The process of lining up the people for their portraits is a huge job. In our church we have to schedule 150 or more families for their portraits. It takes multiple phone calls to schedule just one family. With the complexity of family schedules, the effort is massive.

Then there is the problem of the sales pitch. Despite claiming that there are no pressure sales, members of the church are presented with options for spending hundreds of dollars on prints, holiday cards, note cards, and a catalogue of other items for sale. The company always says there is no pressure, the people always complain about the pressure. And, having just been pressured by the company’s sales representative, I’m not sure that they understand what pressure is.

The encounter got me to thinking about portraits in general. In our world of snapchat and selfies and ever-present cameras the meaning of a picture of oneself or one’s family is different. As I write this morning, there are 14,529 photos and 192 videos on the computer that I am using. Not all of those photos are of people. I take a lot of pictures of lakes and sunrises and canoes and kayaks. But there are thousands of pictures of our grandchildren and thousands of other people as well.

And this is my home computer. There are a lot more pictures on the computer at the church. I average around 100 pictures per day when Vacation Bible School is in session. I’ve got scores of pictures of our large outdoor cross, of Woodchucks splitting firewood and of our partners in Costa Rica and on the Cheyenne River and Pine Ridge Reservations.

There was a time when a single stately portrait, often painted by a recognized artist, was a prominent feature in a home. Family portraits were treasured and passed down for generations. That free 8 x 10 portrait from the church directory company doesn’t share that kind of prominence in our family’s possessions. We’ve participated in a half dozen or more church directories over the years and I don’t think we’ve ever framed or displayed the print that we got to free.

It used to be handy to have a few wallet-sized pictures of oneself to accompany resumes and other professional documents, but all of that is done digitally these days and I have no need of actual printed pictures of myself.

We really don’t know about the permanence of digital photos. Some services, like snapchat, are designed specifically for impermanence. The sender sets the number of seconds that are allowed for the recipient to look at the image before it disappears. Those pictures are somehow the opposite of the stately portraits that hung in expensive frames around the homes of the wealthy in previous generations. My photos have a different fate. With so many photos that have been collected and organized around different systems over the years, it is easy for a single image to become lost in the sheer volume of additional images.

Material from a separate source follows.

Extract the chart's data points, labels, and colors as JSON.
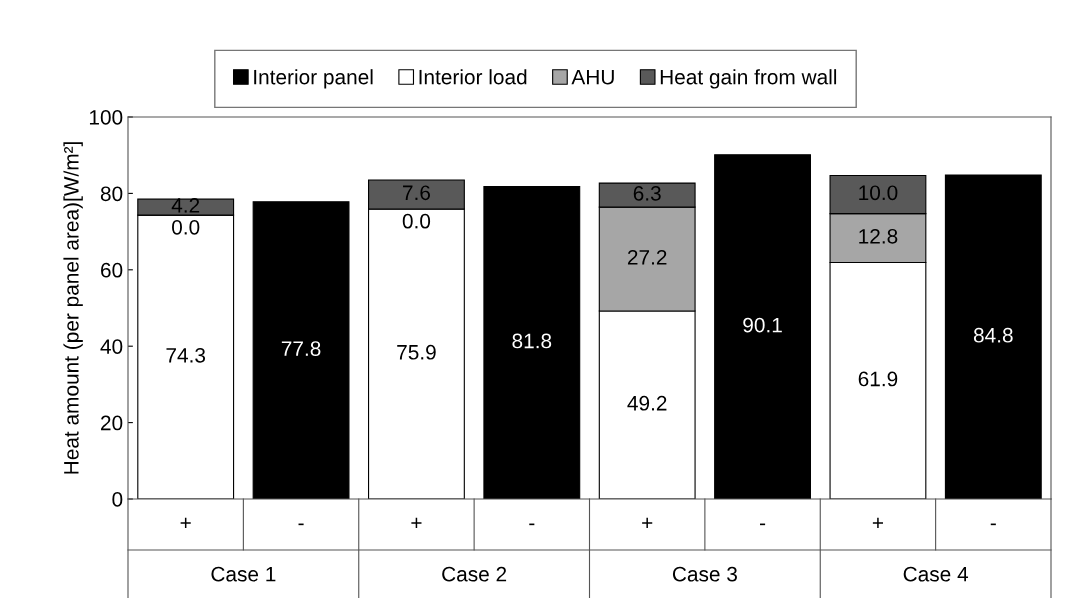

I thought about telling the salesperson yesterday that I thought a free 8 x 10 portrait was a pretty small incentive to motivate a church member to sit through a 15-minute sales pitch. I don’t sign up for “free” weekends at resorts in trade for high pressure time share sales, either. Instead, I just listened politely and got up to go back to work as soon as possible.

Who knows? We may do another photo directory sometime in the future. But if we do, it probably won’t be the result of yesterday’s sales call.